Rivedere Éric Rohmer 100 anni dopo – .

Rivedere Éric Rohmer 100 anni dopo – .
Rivedere Éric Rohmer 100 anni dopo – .

MILANO – La campagna, i vigneti lambiti dal vento, il cinguettio degli uccelli sotto il sole autunnale. Un tipico incipit à la Éric Rohmer, classe 1920, scomparso quasi tredici anni fa, forse poco celebrato, eppure raffinato cantore degli amori giovanili degli intellettuali anticonformisti francesi, acuto analista dei rapporti umani sempre con un buon occhio indole e compiaciuto. «Come chimico un giorno ebbi il potere di sposare gli elementi e farli reagire, ma gli uomini non sono mai riuscito a capire perché si combinassero attraverso l’amore. Affidare gioie e dolori ad un gioco”: scriveva Fabrizio De André in un pezzo del 1971 ed è proprio del gioco di cui parlava il cantautore in quello Racconto d’autunno Rosine – insieme alla protagonista Isabelle (una fantastica Marie Rivière) – si mette in scena.

Béatrice Romand e Marie Rivière ovvero Magali e Isabelle.

Le due donne tessono la rete di un triangolo amoroso ibrido tra la madre dell’attuale compagno di Rosina e il professore di filosofia, ex amante di Rosina. Gli sviluppi di questa trama? Saranno tanto allegri quanto inaspettati.
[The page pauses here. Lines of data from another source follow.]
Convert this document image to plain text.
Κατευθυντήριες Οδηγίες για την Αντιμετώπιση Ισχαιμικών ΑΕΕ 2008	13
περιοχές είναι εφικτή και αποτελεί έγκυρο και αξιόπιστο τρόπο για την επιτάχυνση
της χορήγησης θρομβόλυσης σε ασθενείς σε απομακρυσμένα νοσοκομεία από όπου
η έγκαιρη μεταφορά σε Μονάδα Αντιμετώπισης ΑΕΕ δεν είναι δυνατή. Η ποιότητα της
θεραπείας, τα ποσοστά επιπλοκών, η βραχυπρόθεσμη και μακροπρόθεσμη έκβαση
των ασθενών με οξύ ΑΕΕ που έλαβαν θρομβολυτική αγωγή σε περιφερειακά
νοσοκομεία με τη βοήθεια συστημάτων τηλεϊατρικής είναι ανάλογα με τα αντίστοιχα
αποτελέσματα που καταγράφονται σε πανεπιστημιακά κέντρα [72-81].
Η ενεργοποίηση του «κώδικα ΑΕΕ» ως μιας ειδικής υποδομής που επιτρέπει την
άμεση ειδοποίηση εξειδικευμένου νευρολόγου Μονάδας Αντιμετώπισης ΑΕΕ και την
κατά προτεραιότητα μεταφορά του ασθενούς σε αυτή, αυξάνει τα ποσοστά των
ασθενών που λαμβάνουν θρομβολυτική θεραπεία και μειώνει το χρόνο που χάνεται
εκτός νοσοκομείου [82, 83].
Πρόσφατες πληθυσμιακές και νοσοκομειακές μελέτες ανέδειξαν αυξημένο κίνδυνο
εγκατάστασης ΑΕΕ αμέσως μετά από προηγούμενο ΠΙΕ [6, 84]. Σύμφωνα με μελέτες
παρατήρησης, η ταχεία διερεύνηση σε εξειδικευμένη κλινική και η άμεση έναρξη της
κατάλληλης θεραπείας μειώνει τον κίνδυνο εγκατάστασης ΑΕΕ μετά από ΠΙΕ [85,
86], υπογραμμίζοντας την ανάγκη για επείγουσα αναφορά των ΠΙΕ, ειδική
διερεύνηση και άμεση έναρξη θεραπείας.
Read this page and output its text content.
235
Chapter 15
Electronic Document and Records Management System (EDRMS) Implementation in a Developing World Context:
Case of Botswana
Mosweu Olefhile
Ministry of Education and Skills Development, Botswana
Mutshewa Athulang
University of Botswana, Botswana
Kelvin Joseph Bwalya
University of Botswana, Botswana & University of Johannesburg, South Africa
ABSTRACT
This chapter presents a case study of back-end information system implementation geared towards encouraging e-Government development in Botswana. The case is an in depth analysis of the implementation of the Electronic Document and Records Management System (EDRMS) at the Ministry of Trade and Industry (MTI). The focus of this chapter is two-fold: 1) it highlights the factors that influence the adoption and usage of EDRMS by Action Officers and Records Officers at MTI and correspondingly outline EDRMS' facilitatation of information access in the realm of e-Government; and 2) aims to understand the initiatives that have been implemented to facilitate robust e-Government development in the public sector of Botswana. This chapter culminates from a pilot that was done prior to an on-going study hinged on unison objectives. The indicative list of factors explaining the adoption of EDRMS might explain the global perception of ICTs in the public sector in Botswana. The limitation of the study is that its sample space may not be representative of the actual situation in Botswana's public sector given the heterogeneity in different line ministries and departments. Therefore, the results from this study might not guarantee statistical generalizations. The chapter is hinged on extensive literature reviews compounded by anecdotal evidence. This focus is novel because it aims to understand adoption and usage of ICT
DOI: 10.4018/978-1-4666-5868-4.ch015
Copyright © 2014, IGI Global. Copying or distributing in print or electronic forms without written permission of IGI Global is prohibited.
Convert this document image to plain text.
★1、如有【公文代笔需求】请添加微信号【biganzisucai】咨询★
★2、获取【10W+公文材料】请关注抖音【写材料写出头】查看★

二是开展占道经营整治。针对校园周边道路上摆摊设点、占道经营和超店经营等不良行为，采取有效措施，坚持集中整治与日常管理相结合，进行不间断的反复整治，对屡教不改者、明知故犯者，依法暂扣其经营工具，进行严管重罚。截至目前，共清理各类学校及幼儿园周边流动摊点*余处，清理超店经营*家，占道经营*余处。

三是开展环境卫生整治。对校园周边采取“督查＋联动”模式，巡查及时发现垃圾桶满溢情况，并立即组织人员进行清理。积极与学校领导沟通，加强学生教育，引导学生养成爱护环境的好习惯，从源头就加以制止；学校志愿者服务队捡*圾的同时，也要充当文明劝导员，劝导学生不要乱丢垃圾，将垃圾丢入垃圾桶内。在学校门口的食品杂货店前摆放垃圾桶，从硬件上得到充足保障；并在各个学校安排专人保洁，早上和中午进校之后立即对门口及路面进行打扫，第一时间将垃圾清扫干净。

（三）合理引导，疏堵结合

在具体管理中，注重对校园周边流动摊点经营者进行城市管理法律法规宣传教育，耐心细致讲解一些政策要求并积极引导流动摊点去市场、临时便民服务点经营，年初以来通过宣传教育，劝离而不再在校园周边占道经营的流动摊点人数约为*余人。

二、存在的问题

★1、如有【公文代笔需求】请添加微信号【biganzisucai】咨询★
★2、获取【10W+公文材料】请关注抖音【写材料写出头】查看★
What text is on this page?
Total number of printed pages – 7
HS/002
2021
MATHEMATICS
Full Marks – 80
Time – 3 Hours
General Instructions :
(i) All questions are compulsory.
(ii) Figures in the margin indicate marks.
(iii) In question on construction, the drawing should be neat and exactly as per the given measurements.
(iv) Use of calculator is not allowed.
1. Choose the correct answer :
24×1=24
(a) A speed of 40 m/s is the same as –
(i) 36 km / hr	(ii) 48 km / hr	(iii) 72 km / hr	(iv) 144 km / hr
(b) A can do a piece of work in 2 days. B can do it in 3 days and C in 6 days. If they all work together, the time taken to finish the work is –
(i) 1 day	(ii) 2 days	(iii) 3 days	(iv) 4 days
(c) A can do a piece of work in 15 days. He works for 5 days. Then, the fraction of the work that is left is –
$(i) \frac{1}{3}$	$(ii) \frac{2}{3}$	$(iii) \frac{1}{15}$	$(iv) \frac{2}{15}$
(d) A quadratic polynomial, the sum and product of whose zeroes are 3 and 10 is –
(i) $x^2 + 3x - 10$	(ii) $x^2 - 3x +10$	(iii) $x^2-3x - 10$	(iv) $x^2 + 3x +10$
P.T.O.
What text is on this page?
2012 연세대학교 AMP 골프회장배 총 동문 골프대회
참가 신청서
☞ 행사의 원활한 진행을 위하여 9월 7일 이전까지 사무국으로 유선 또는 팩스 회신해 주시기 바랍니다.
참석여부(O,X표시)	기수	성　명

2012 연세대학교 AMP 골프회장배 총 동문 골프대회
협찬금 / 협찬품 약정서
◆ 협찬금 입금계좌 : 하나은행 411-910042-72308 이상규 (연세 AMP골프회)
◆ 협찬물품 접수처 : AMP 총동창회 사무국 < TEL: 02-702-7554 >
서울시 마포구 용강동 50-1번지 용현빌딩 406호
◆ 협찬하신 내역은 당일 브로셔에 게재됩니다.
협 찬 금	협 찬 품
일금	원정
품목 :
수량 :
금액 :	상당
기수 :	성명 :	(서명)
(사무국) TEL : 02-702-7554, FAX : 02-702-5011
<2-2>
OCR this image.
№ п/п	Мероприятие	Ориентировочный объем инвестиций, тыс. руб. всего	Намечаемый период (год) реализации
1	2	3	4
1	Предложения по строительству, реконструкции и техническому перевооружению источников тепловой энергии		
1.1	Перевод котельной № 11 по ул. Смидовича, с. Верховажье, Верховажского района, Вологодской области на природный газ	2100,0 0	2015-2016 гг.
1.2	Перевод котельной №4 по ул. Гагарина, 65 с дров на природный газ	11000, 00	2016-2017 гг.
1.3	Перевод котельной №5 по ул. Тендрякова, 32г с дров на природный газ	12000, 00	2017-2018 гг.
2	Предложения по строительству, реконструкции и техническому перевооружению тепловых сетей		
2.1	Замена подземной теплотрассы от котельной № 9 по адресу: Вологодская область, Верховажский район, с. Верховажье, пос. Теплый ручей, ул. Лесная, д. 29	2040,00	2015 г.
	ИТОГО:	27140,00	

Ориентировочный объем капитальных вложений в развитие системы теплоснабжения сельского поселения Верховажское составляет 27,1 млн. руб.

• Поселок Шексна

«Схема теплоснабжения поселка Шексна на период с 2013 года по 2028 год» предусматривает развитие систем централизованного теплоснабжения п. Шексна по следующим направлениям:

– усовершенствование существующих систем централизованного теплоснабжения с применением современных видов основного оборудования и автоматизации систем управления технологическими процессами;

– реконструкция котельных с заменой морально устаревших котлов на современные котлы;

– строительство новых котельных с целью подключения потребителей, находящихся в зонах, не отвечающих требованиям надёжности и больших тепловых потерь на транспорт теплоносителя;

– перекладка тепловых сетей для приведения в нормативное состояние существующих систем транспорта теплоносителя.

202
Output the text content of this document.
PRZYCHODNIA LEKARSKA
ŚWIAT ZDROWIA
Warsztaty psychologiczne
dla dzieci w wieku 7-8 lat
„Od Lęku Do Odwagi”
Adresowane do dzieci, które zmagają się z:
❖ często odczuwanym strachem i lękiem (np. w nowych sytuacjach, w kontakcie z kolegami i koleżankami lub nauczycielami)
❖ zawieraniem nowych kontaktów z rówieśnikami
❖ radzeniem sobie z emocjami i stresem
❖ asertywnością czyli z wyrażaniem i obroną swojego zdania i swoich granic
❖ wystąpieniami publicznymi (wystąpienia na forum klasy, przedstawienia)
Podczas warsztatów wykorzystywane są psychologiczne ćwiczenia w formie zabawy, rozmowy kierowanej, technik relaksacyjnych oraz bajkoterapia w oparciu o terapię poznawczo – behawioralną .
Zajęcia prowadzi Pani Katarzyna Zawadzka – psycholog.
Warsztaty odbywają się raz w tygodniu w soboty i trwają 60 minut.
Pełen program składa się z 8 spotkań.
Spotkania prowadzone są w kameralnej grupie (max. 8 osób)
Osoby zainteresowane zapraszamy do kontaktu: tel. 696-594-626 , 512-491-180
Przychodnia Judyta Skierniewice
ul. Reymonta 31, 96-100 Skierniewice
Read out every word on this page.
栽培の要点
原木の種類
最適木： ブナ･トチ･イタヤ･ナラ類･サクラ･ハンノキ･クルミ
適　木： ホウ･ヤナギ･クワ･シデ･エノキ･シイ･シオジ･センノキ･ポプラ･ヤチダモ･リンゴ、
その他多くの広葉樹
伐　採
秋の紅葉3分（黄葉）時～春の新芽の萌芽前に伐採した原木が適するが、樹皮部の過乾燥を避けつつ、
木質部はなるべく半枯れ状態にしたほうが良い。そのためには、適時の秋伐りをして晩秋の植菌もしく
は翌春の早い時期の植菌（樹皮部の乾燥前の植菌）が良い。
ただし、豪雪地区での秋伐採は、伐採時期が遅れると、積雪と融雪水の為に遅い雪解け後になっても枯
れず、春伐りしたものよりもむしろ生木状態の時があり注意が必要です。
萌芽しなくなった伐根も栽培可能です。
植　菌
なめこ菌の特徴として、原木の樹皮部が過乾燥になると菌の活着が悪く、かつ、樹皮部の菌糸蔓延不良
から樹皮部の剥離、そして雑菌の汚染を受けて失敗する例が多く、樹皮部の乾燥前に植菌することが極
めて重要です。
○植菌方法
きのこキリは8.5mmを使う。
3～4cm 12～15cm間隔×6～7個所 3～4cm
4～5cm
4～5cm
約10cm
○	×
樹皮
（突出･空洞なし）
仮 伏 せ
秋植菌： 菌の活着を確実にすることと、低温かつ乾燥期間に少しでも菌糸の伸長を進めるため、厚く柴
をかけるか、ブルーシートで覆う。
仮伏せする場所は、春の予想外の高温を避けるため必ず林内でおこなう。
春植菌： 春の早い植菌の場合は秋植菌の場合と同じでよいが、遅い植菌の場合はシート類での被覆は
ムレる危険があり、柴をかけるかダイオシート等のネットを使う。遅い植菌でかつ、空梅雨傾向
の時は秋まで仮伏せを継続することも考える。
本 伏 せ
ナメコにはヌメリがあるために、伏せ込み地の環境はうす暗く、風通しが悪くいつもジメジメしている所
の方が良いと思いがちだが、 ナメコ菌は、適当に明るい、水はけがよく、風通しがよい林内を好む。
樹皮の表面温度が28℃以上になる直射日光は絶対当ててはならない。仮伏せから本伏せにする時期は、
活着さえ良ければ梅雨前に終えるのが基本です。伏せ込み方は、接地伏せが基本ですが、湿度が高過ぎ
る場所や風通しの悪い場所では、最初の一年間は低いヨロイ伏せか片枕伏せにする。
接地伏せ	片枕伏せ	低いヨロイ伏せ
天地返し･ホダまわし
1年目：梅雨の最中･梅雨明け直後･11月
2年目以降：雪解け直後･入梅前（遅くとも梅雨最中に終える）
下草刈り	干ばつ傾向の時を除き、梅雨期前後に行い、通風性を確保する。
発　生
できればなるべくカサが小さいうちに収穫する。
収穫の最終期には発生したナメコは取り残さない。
Quarto film del ciclo Racconti delle quattro stagioni, Racconto d’autunno è un film fatto di incontri brevi, di sguardi fugaci e carichi di espressività, in cui i personaggi si muovono come sospesi in una dimensione senza tempo, all’interno di una trama semplicissima e di una naturalezza sorprendente, quasi come se non recitassero, quasi come se se non avessero un’auto da imbarcare.

Una bicicletta e la campagna francese nella valle del Rodano, nell’Ardèche.

Ed è questa, in fondo, la vera cifra stilistica di Éric Rohmer, il vero marchio di fabbrica grazie al quale viene costantemente (e giustamente) annoverato tra i cineasti più influenti che il cinema francese abbia mai avuto. Con il suo cinema, Rohmer scandaglia l’esistenza umana, riflette sui gesti quotidiani con la sua consueta poesia. Come lui, pochi hanno saputo raccontare la leggerezza dell’amore senza mai cadere nella grossolanità filosofica che tanto spesso infesta le commedie sentimentali.

Alain Libolt e Gérard.

Partendo da un’apparente mancanza di contenuti (la trama? Beh, praticamente non ce n’è), Rohmer riesce a dare forza – e a tratti anche suspense – a un argomento che, in altre mani, avrebbe portato a un fiasco totale. REgia modesta e disciplinata, macchina da presa quasi invisibile, grande scrittura, a metà tra la spontaneità dell’improvvisazione e la trama ragionata di un’opera teatrale. Non c’è colonna sonora, solo effetti sonori della vita quotidiana, suoni della campagna e rumori contingenti per un’elegia romantica dallo sguardo leggero ma mai consolatorio. Guardalo di nuovo.